Calamité sighed, looking miserably put out. "Well, there goes that fun."

"Fun," Félicité echoed, rubbing her cheek. "You found yourself a thirteenth child of your own, Brother?"

He shrugged. "Perhaps."

"And gave her a blessing?"

On his side of their face, Calamité smiled.

The goddess peered down at Margaux and startled. "I remember you. You always were an appalling acolyte. Give me that."

Margaux made an attempt to cover her necklace, but Félicité snatched at the set of pipes, breaking the chain and crushing the necklace in her balled fist.

"This is terribly off-putting," she muttered, tossing the scrap aside.

Leopold let out a disgusted bark of laughter. "To put it mildly." He too had gotten to his feet, but Calamité's hand was still heavy on his shoulder, holding him in place. He studied Margaux with icy hatred. "You will pay for this, for all of this. My mother, my sister. For every death you caused throughout the kingdom, whether on the battlefield or in the sickbed. I will see you pay."

Her eyes darted around the room as she searched, calculated.

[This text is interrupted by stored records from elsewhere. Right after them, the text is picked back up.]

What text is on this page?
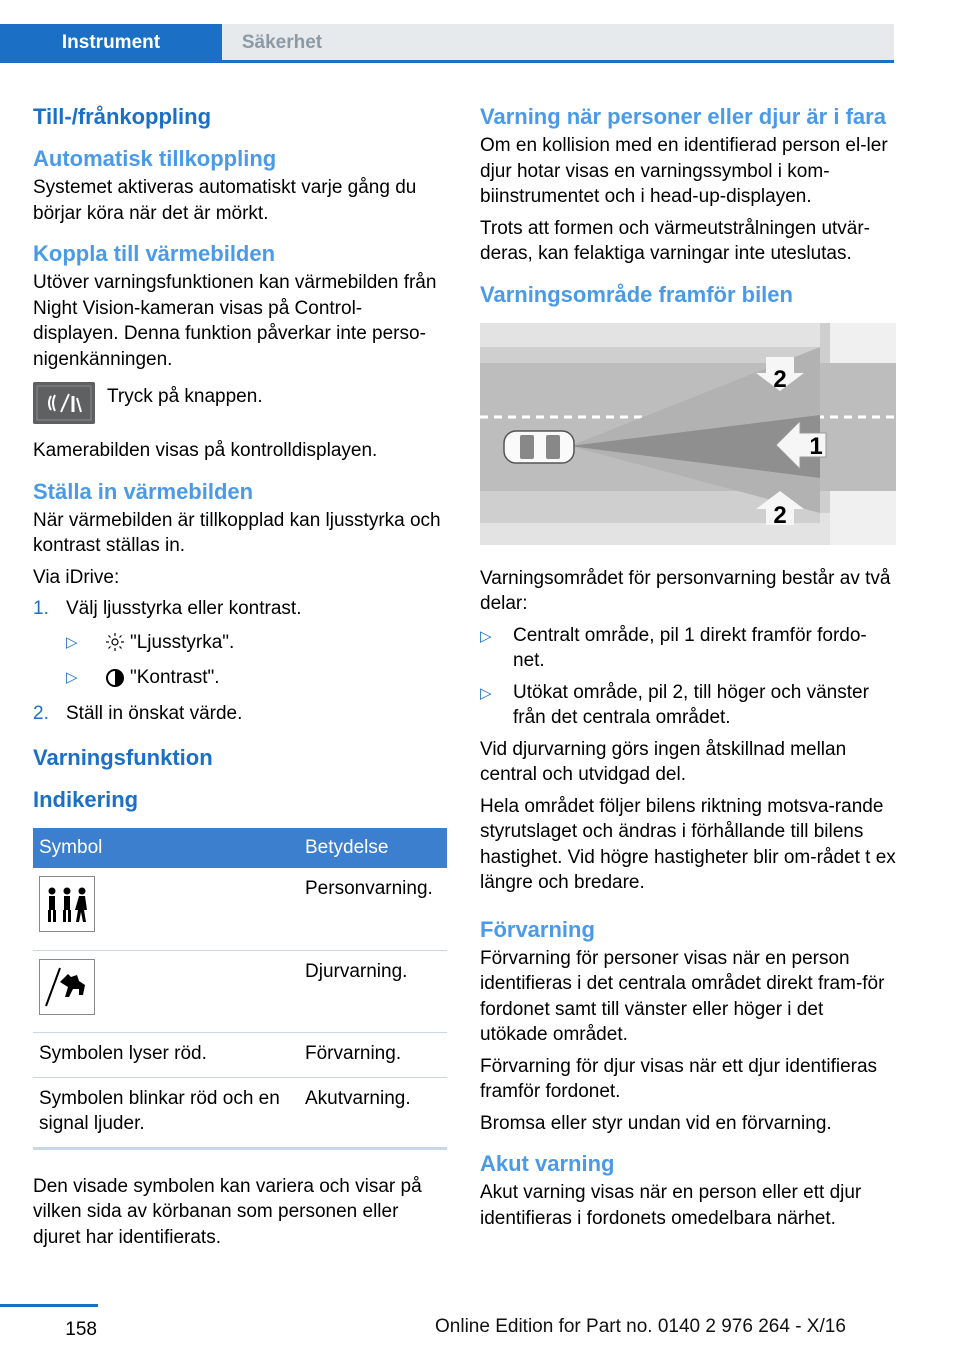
Instrument	Säkerhet
Till-/frånkoppling
Automatisk tillkoppling

Systemet aktiveras automatiskt varje gång du börjar köra när det är mörkt.

Koppla till värmebilden

Utöver varningsfunktionen kan värmebilden från Night Vision-kameran visas på Control-displayen. Denna funktion påverkar inte perso-nigenkänningen.

Tryck på knappen.

Kamerabilden visas på kontrolldisplayen.

Ställa in värmebilden

När värmebilden är tillkopplad kan ljusstyrka och kontrast ställas in.

Via iDrive:

1. Välj ljusstyrka eller kontrast.
▷	"Ljusstyrka".
▷	"Kontrast".
2. Ställ in önskat värde.
Varningsfunktion
Indikering
Symbol	Betydelse
	Personvarning.
	Djurvarning.
Symbolen lyser röd.	Förvarning.
Symbolen blinkar röd och en signal ljuder.	Akutvarning.

Den visade symbolen kan variera och visar på vilken sida av körbanan som personen eller djuret har identifierats.

Varning när personer eller djur är i fara

Om en kollision med en identifierad person el-ler djur hotar visas en varningssymbol i kom-biinstrumentet och i head-up-displayen.

Trots att formen och värmeutstrålningen utvär-deras, kan felaktiga varningar inte uteslutas.

Varningsområde framför bilen
2
1
2

Varningsområdet för personvarning består av två delar:

▷	Centralt område, pil 1 direkt framför fordo-net.
▷	Utökat område, pil 2, till höger och vänster från det centrala området.

Vid djurvarning görs ingen åtskillnad mellan central och utvidgad del.

Hela området följer bilens riktning motsva-rande styrutslaget och ändras i förhållande till bilens hastighet. Vid högre hastigheter blir om-rådet t ex längre och bredare.

Förvarning

Förvarning för personer visas när en person identifieras i det centrala området direkt fram-för fordonet samt till vänster eller höger i det utökade området.

Förvarning för djur visas när ett djur identifieras framför fordonet.

Bromsa eller styr undan vid en förvarning.

Akut varning

Akut varning visas när en person eller ett djur identifieras i fordonets omedelbara närhet.

158	Online Edition for Part no. 0140 2 976 264 - X/16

Even now, Margaux was trying to work out a way to survive this, to emerge unscathed. Her audacity was staggering.

"You know, I don't think you will, Your Royal Highness," she began. "Your father adores me. He trusts me. I've spent the last three years telling him the secrets of everyone at court: Yours. Your sisters'. Those of the entire gentry and every one of his advisors. I've proven my loyalty to him time and time again. He believes everything I say. All I need to do is whisper that it was Hazel who poisoned the queen, Hazel who made him sick, Hazel who—"

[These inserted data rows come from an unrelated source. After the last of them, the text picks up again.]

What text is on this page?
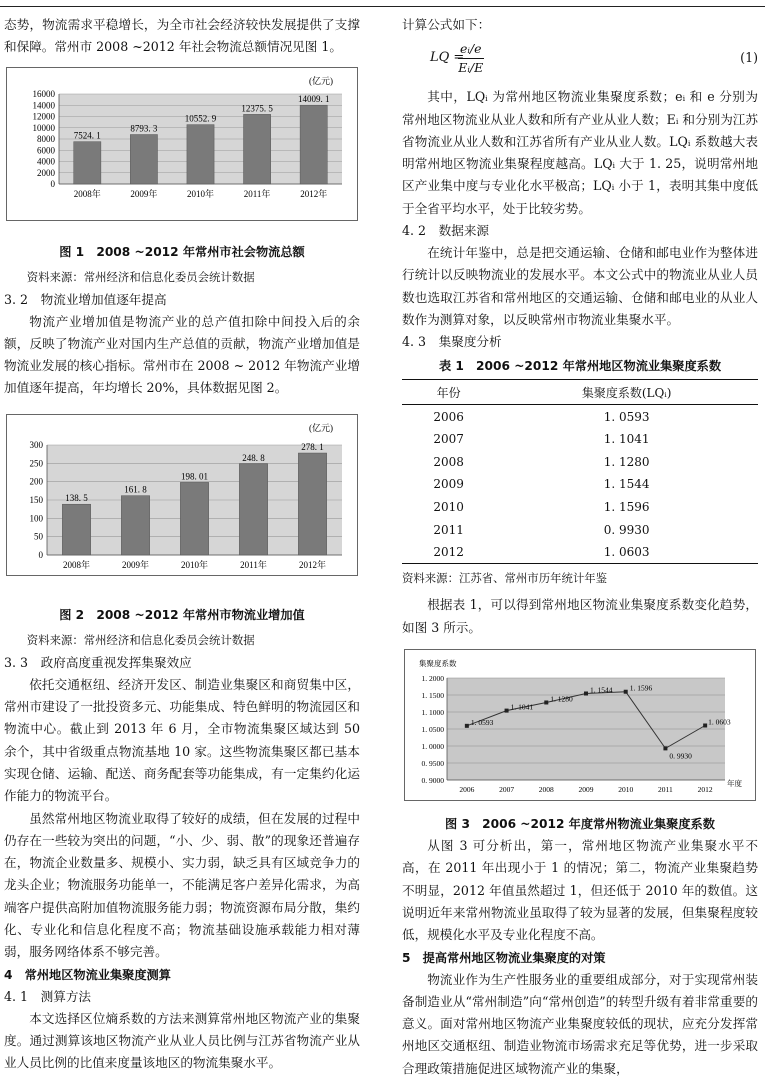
态势，物流需求平稳增长，为全市社会经济较快发展提供了支撑和保障。常州市 2008 ~2012 年社会物流总额情况见图 1。

0
2000
4000
6000
8000
10000
12000
14000
16000
7524. 1
2008年
8793. 3
2009年
10552. 9
2010年
12375. 5
2011年
14009. 1
2012年
(亿元)
图 1　2008 ~2012 年常州市社会物流总额

资料来源：常州经济和信息化委员会统计数据

3. 2　物流业增加值逐年提高

物流产业增加值是物流产业的总产值扣除中间投入后的余额，反映了物流产业对国内生产总值的贡献，物流产业增加值是物流业发展的核心指标。常州市在 2008 ~ 2012 年物流产业增加值逐年提高，年均增长 20%，具体数据见图 2。

0
50
100
150
200
250
300
138. 5
2008年
161. 8
2009年
198. 01
2010年
248. 8
2011年
278. 1
2012年
(亿元)
图 2　2008 ~2012 年常州市物流业增加值

资料来源：常州经济和信息化委员会统计数据

3. 3　政府高度重视发挥集聚效应

依托交通枢纽、经济开发区、制造业集聚区和商贸集中区，常州市建设了一批投资多元、功能集成、特色鲜明的物流园区和物流中心。截止到 2013 年 6 月，全市物流集聚区域达到 50 余个，其中省级重点物流基地 10 家。这些物流集聚区都已基本实现仓储、运输、配送、商务配套等功能集成，有一定集约化运作能力的物流平台。

虽然常州地区物流业取得了较好的成绩，但在发展的过程中仍存在一些较为突出的问题，“小、少、弱、散”的现象还普遍存在，物流企业数量多、规模小、实力弱，缺乏具有区域竞争力的龙头企业；物流服务功能单一，不能满足客户差异化需求，为高端客户提供高附加值物流服务能力弱；物流资源布局分散，集约化、专业化和信息化程度不高；物流基础设施承载能力相对薄弱，服务网络体系不够完善。

4　常州地区物流业集聚度测算

4. 1　测算方法

本文选择区位熵系数的方法来测算常州地区物流产业的集聚度。通过测算该地区物流产业从业人员比例与江苏省物流产业从业人员比例的比值来度量该地区的物流集聚水平。

计算公式如下：

LQ =
$\frac{\text{eᵢ/e}}{\text{Eᵢ/E}}$	(1)

其中，LQᵢ 为常州地区物流业集聚度系数；eᵢ 和 e 分别为常州地区物流业从业人数和所有产业从业人数；Eᵢ 和分别为江苏省物流业从业人数和江苏省所有产业从业人数。LQᵢ 系数越大表明常州地区物流业集聚程度越高。LQᵢ 大于 1. 25，说明常州地区产业集中度与专业化水平极高；LQᵢ 小于 1，表明其集中度低于全省平均水平，处于比较劣势。

4. 2　数据来源

在统计年鉴中，总是把交通运输、仓储和邮电业作为整体进行统计以反映物流业的发展水平。本文公式中的物流业从业人员数也选取江苏省和常州地区的交通运输、仓储和邮电业的从业人数作为测算对象，以反映常州市物流业集聚水平。

4. 3　集聚度分析

表 1　2006 ~2012 年常州地区物流业集聚度系数
年份	集聚度系数(LQᵢ)
2006	1. 0593
2007	1. 1041
2008	1. 1280
2009	1. 1544
2010	1. 1596
2011	0. 9930
2012	1. 0603

资料来源：江苏省、常州市历年统计年鉴

根据表 1，可以得到常州地区物流业集聚度系数变化趋势，如图 3 所示。

0. 9000
0. 9500
1. 0000
1. 0500
1. 1000
1. 1500
1. 2000
1. 0593
2006
1. 1041
2007
1. 1280
2008
1. 1544
2009
1. 1596
2010
0. 9930
2011
1. 0603
2012
集聚度系数
年度
图 3　2006 ~2012 年度常州物流业集聚度系数

从图 3 可分析出，第一，常州地区物流产业集聚水平不高，在 2011 年出现小于 1 的情况；第二，物流产业集聚趋势不明显，2012 年值虽然超过 1，但还低于 2010 年的数值。这说明近年来常州物流业虽取得了较为显著的发展，但集聚程度较低，规模化水平及专业化程度不高。

5　提高常州地区物流业集聚度的对策

物流业作为生产性服务业的重要组成部分，对于实现常州装备制造业从“常州制造”向“常州创造”的转型升级有着非常重要的意义。面对常州地区物流产业集聚度较低的现状，应充分发挥常州地区交通枢纽、制造业物流市场需求充足等优势，进一步采取合理政策措施促进区域物流产业的集聚，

"Do you hear yourself?" Leopold demanded over her madness. "That doesn't even make sense. Hazel wasn't here for any of that."

"Perhaps not, but she could have had help from her secret lover…you," she murmured, her grin wide and wicked. She looked so triumphant. "That won't be too much of a stretch for the king to believe, will it, Leopold? You've been plotting this together for months, years. The timing doesn't matter; I'll make something up as I go. The pair of you will be executed by dawn and I will still be here. Still pulling every one of his strings." Her attention darted to Calamité and she offered him the smallest bob of her head. "I will fix this, my lord, I swear it!"

In a flash, Margaux was across the room, racing for the secret passageway. Leopold tried to go after her, but Calamité's hold on him was still too strong.

I turned to Félicité for help, but she only stared after the false oracle's retreating form. I felt any trace of hope within me deflate.

Calamité would never be punished. Margaux might be held accountable, but that wouldn't undo the deaths she'd caused, the chaos she'd created.

The only way to move forward was to fix what I'd done wrong.

The answer came to me in an instant, striking as bright and certain as a bolt of lightning from the sky.

I took the goddess's great hand in mine, drawing her attention. "Send me back to the Between."

"What?" she questioned, studying me curiously.

"Give me the godsight and send me back. I need to put a stop to all this. I need to set everything right."

She blinked, considering my words. "You'll clean up the mess my brother and his reverent made?"

"Now, just a minute—" Calamité started.

"As much as I can," I said, racing to talk over him. "I won't be able to undo the deaths she or the king have caused, but I can stop more from happening. Starting by killing the king himself. Send me back and I will make sure the deathshead is obeyed."

Félicité pursed her side of their lips, thinking it over with a terrifying divine stillness. "You certainly are your godfather's child," she murmured, then pressed one of her thumbs to my forehead, electrifying my senses and taking hold of my vision. "Perform your charge well, little mortal." She gave a meaningful glance over my shoulder to where Euphemia thrashed on the bed. "All your charges."